Как и большинство жителей Френч‑Лэндинга, Фред бывает там четыре или пять раз в неделю, покупает какую‑нибудь мелочь, газировку, апельсиновый сок. Он сразу узнает индийский акцент продавца. Тут же вспоминает его имя и фамилию: Раджан Патель.
Классный продавец должен держать в голове тысячи имен. Это очень помогает в жизни. Когда Фред обращается к индусу: «Мистер Патель», – тот сразу же проникается к собеседнику самыми теплыми чувствами, всячески старается помочь. К сожалению, возможности у него невелики. Множество мальчиков побывало в магазине. Они покупали карты «Магии», «покемонов», открытки с фотографиями бейсболистов. Некоторые обменивались этими открытками на улице. Он вспоминает, что трое мальчиков приехали на велосипедах. Купили мороженое и карты «Магии», потом, выйдя из магазина, о чем‑то начали спорить (о ругательстве Раджан Патель не упоминает, хотя иначе он бы эту троицу и не запомнил). А потом они уехали.

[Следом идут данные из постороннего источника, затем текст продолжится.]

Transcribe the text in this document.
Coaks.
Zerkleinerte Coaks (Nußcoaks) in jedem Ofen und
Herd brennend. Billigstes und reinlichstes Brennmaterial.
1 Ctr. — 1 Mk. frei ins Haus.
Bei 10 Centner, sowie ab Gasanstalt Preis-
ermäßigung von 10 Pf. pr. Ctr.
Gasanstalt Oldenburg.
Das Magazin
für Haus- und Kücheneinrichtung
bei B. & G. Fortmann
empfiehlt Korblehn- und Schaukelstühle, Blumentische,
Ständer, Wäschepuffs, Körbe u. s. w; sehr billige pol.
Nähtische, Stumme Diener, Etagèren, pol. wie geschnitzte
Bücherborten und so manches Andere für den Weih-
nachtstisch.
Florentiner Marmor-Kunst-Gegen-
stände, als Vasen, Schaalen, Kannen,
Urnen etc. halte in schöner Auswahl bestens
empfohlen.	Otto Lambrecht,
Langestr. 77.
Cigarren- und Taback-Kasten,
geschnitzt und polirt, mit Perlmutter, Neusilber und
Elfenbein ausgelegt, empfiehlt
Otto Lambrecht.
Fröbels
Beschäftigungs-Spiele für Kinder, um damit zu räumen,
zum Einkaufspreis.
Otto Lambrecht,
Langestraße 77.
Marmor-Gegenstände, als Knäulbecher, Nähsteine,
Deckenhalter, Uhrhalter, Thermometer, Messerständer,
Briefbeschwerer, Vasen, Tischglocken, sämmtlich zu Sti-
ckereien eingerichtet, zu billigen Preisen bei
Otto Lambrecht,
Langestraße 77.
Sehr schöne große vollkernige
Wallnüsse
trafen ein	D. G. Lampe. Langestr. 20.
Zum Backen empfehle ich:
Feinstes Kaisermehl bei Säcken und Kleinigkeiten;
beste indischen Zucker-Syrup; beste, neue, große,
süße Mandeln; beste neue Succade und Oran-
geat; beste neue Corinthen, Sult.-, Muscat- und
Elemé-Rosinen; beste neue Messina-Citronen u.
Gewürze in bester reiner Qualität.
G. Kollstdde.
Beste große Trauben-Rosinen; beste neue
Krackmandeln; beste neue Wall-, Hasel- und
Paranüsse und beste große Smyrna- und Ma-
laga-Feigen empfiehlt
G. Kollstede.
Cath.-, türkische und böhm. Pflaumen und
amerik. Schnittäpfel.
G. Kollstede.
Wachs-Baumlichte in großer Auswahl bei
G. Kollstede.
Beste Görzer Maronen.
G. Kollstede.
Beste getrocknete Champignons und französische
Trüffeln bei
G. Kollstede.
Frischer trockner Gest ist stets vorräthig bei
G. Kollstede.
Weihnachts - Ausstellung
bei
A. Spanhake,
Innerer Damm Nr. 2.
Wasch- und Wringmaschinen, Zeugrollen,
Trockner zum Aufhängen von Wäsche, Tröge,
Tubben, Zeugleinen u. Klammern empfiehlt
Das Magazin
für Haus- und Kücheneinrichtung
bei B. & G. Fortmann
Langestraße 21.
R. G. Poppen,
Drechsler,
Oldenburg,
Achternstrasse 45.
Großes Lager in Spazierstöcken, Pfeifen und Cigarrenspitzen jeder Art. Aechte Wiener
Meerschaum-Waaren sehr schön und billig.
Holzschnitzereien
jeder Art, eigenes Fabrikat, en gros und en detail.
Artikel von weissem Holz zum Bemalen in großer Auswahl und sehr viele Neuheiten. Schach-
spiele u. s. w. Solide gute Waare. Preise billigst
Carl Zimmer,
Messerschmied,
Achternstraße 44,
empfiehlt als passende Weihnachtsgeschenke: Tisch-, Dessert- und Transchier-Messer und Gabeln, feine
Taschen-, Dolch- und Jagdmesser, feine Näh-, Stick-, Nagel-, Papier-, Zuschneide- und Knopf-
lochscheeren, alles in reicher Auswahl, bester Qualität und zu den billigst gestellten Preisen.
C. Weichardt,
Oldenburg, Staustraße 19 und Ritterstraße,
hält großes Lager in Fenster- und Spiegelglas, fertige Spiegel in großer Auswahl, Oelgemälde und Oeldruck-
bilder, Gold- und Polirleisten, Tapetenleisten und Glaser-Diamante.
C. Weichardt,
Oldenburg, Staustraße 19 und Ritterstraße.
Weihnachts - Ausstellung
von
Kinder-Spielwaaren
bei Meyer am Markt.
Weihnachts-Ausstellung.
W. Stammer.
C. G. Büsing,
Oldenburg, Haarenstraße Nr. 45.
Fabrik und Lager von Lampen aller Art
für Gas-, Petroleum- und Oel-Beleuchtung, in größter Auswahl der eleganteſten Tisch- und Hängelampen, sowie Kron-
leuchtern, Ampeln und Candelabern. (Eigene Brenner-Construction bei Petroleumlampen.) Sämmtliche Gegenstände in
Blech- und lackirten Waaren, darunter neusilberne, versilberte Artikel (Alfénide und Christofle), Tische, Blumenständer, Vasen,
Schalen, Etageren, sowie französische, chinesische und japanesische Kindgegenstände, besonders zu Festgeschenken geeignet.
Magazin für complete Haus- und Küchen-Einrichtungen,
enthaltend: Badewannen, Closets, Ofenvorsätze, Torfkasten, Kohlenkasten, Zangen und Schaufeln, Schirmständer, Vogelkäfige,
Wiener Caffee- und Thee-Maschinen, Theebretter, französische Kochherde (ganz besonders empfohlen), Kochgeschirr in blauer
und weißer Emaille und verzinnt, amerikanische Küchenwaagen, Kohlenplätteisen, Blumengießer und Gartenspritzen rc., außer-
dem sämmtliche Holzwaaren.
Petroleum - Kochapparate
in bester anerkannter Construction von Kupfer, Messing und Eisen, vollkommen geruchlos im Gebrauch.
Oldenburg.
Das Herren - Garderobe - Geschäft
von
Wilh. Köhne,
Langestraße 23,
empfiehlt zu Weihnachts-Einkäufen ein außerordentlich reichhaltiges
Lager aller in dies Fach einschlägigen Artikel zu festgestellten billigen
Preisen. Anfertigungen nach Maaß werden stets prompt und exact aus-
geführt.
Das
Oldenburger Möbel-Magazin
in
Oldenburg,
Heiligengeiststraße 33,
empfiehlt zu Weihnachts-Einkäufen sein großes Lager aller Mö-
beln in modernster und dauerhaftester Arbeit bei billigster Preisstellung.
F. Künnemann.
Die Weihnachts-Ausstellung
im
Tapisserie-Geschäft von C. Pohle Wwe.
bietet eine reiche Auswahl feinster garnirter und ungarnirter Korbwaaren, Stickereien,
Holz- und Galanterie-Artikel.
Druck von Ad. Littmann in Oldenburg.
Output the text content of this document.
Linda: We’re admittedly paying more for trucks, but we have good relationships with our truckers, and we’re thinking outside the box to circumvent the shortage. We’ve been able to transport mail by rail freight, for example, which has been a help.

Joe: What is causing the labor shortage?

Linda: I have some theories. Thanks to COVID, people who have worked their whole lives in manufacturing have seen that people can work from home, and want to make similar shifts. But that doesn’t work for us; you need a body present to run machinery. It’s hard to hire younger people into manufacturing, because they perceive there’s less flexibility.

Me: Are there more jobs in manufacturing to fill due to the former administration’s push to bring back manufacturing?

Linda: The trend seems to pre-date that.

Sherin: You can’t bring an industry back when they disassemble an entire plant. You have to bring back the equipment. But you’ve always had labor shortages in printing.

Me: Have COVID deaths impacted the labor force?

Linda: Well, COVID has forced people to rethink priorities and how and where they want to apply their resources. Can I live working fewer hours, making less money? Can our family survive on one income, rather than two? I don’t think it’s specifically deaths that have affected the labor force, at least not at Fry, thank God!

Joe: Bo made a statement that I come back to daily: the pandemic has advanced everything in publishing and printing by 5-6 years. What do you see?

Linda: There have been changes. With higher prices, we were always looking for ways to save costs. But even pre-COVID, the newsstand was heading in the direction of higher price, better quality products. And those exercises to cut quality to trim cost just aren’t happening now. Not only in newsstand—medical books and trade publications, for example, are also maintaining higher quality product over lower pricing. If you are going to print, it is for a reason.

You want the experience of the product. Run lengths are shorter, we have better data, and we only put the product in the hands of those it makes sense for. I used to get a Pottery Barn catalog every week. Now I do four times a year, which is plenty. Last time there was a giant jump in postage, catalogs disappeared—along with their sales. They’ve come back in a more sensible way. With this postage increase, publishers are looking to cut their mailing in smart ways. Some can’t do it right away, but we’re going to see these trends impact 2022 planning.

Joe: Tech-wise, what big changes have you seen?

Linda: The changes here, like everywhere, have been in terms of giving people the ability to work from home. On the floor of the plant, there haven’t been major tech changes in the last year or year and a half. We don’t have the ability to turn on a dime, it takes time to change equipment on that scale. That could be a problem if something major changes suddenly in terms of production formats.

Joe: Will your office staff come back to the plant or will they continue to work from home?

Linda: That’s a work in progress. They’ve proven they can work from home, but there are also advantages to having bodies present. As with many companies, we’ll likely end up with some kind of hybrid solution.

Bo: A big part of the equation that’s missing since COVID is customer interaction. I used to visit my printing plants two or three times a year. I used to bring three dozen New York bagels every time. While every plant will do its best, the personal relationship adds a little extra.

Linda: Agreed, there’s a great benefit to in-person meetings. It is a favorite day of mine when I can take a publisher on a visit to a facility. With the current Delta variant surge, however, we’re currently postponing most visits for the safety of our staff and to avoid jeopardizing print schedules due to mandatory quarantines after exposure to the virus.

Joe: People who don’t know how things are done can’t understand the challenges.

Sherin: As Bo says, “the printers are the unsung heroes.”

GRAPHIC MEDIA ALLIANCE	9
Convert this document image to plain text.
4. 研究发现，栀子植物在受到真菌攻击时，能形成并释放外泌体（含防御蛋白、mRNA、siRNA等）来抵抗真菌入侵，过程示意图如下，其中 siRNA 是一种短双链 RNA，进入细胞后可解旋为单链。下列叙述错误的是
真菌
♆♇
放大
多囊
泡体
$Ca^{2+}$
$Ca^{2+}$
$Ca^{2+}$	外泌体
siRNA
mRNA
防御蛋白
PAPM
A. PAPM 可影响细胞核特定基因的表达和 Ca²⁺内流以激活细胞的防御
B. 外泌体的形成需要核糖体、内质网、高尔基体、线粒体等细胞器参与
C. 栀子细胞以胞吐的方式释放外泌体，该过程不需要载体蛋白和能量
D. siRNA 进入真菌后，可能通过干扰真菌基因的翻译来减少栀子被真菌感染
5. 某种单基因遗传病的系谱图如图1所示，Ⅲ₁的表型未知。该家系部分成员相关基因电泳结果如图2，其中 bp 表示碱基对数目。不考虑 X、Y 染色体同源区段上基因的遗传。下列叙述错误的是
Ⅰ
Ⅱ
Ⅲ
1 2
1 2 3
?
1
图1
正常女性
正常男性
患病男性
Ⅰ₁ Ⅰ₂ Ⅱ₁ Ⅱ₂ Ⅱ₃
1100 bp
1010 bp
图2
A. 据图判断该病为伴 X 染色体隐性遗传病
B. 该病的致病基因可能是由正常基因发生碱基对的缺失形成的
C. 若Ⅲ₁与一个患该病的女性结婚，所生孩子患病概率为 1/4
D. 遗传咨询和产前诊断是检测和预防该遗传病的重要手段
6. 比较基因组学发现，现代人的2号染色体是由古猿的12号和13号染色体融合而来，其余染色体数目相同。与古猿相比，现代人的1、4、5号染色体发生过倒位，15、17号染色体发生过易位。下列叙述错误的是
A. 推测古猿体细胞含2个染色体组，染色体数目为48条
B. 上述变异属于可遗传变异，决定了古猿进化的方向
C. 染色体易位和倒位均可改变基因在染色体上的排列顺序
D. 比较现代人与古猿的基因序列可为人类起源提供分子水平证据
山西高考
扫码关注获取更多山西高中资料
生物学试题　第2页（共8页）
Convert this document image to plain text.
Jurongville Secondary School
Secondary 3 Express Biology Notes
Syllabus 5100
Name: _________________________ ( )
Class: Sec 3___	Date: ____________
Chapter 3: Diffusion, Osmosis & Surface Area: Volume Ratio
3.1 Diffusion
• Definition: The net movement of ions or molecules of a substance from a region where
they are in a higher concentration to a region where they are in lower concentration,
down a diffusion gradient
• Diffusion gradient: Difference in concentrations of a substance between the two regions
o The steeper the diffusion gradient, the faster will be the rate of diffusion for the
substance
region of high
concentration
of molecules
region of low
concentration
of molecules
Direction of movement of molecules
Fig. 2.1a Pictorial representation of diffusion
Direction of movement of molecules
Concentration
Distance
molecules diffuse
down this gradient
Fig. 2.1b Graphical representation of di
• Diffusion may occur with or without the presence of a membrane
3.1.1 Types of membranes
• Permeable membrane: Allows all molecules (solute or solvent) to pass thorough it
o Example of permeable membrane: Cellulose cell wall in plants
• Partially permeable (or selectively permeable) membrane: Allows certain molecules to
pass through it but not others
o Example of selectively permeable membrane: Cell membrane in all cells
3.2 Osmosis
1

Фред пьет кофе, хотя не помнит, когда он его себе наливал.
Щупальца страха все глубже проникают в его рассудок. Трое мальчиков. Трое.
«Это ничего не значит, ты ведь знаешь, не так ли?» – говорит он себе. Он, безусловно, знает и одновременно не знает. Он не может поверить, что безумие Джуди передалось ему, как простуда.
Но дело в том.., ну.., он просто не может избавиться от тревоги.
Он просит Пателя описать мальчиков, и не удивляется, когда тот не может. Он припоминает, что один был толстым, но уверенности нет. «Извините, их приходит так много», – говорит он. Фред отвечает, что понимает. Он действительно понимает, но одно только понимание не может его успокоить.
|
Трое мальчиков. Не четверо – трое.
Время ленча, но Фред не голоден. Пугающее молчание сгущается. Щупальца страха сжимаются все сильнее.
Не четверо – трое.
Если Патель видел приятелей Тая, то толстяк, конечно же, Эбби Уэкслер. Вопрос в том, кто остальные двое? Кто по глупости уехал один?
Тай ушел. Торг зачаровал его, и аббала взял к себе.
Бред какой‑то, несомненно.., однако по коже Фреда бегут мурашки. Он со стуком ставит на стол кофейную чашку. Надо убрать разбитое стекло, вот что он должен сделать. Это его следующий шаг, тут двух мнений быть не может.
Актуальный следующий шаг, логичный следующий шаг, внутренний голос нашептывает ему, когда он поднимается по лестнице, но он с ходу отвергает эту мысль. Он уверен, что у копов раскалился телефон от звонков бьющихся в истерике родителей, у которых ребенок отлучился хоть на час. Когда он в последний раз видел Дейла Гилбертсона, на том просто лица не было, и он не хочет добавлять ему проблем, вместо того чтобы помогать найти решение. Однако…
Це четверо – трое.
Он берет совок и щетку в чулане, примыкающем к комнате‑прачечной, и начитает сметать осколки стекла. Покончив с этим, заглядывает к Джуди (похоже, ее сон стал только глубже) и идет в комнату Тая. Тай наверняка очень расстроился бы, увидев, во что превратилась его комната. Он бы подумал, что его мать совсем свихнулась.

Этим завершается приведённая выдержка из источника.